Karen Ea Burns, Neill Kj Adhikari, Sean P Keenan, Maureen O Meade
Cochrane Database of Systematic Reviews 2010, (8): CD004127

BACKGROUND: Noninvasive positive pressure ventilation (NPPV) provides ventilatory support without the need for an invasive airway approach. Interest has emerged in using NPPV to facilitate earlier removal of an endotracheal tube and decrease complications associated with prolonged intubation.

OBJECTIVES: To summarize the evidence comparing NPPV and invasive positive pressure ventilation (IPPV) weaning on clinical outcomes in intubated adults with respiratory failure.

SEARCH STRATEGY: We searched the Cochrane Central Register of Controlled Trials (The Cochrane Library, Issue 2, 2008), MEDLINE (January 1966 to April 2008), EMBASE (January 1980 to April 2008), proceedings from four conferences, and personal files; and contacted authors to identify randomized controlled trials comparing NPPV and IPPV weaning.

SELECTION CRITERIA: Randomized and quasi-randomized studies comparing early extubation with immediate application of NPPV to IPPV weaning in intubated adults with respiratory failure.

DATA COLLECTION AND ANALYSIS: Two review authors independently assessed trial quality and abstracted data according to prespecified criteria.
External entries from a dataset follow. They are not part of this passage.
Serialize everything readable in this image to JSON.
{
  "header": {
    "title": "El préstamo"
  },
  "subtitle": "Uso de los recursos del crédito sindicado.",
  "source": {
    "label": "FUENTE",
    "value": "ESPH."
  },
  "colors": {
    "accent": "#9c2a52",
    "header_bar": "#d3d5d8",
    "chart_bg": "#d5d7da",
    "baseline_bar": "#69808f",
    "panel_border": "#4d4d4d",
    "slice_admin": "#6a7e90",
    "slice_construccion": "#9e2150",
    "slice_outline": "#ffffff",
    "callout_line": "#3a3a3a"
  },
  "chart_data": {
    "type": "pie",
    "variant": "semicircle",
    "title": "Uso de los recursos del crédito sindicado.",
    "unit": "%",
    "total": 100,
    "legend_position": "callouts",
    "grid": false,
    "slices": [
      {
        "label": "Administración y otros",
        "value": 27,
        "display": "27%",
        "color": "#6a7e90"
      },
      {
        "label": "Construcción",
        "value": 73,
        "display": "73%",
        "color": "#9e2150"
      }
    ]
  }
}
Sensitivity and subgroup analyses were planned to assess the impact of (i) excluding quasi-randomized trials, and (ii) the etiology of respiratory failure on selected outcomes.

MAIN RESULTS: We identified 12 trials of moderate to good quality that involved 530 participants with predominantly chronic obstructive pulmonary disease (COPD). Compared to the IPPV strategy, NPPV significantly decreased mortality (relative risk (RR) 0.55, 95% confidence Interval (CI) 0.38 to 0.79), ventilator associated pneumonia (RR 0.29, 95% CI 0.19 to 0.45), length of stay in an intensive care unit (weighted mean difference (WMD) -6.27 days, 95% CI -8.77 to -3.78) and hospital (WMD -7.19 days, 95% CI -10.80 to -3.58), total duration of ventilation (WVD) -5.64 days (95% CI -9.50 to -1.77) and duration of endotracheal mechanical ventilation (WMD - 7.81 days, 95% CI -11.31 to -4.31). Noninvasive weaning had no effect on weaning failures or the duration of ventilation related to weaning. Excluding a single quasi-randomized trial maintained the significant reduction in mortality and ventilator associated pneumonia. Subgroup analyses suggested that the benefits on mortality and weaning failures were nonsignificantly greater in trials enrolling exclusively COPD patients versus mixed populations.

AUTHORS' CONCLUSIONS: Summary estimates from 12 small studies of moderate to good quality that included predominantly COPD patients demonstrated a consistent, positive effect on mortality and ventilator associated pneumonia. The net clinical benefits associated with noninvasive weaning remain to be fully elucidated.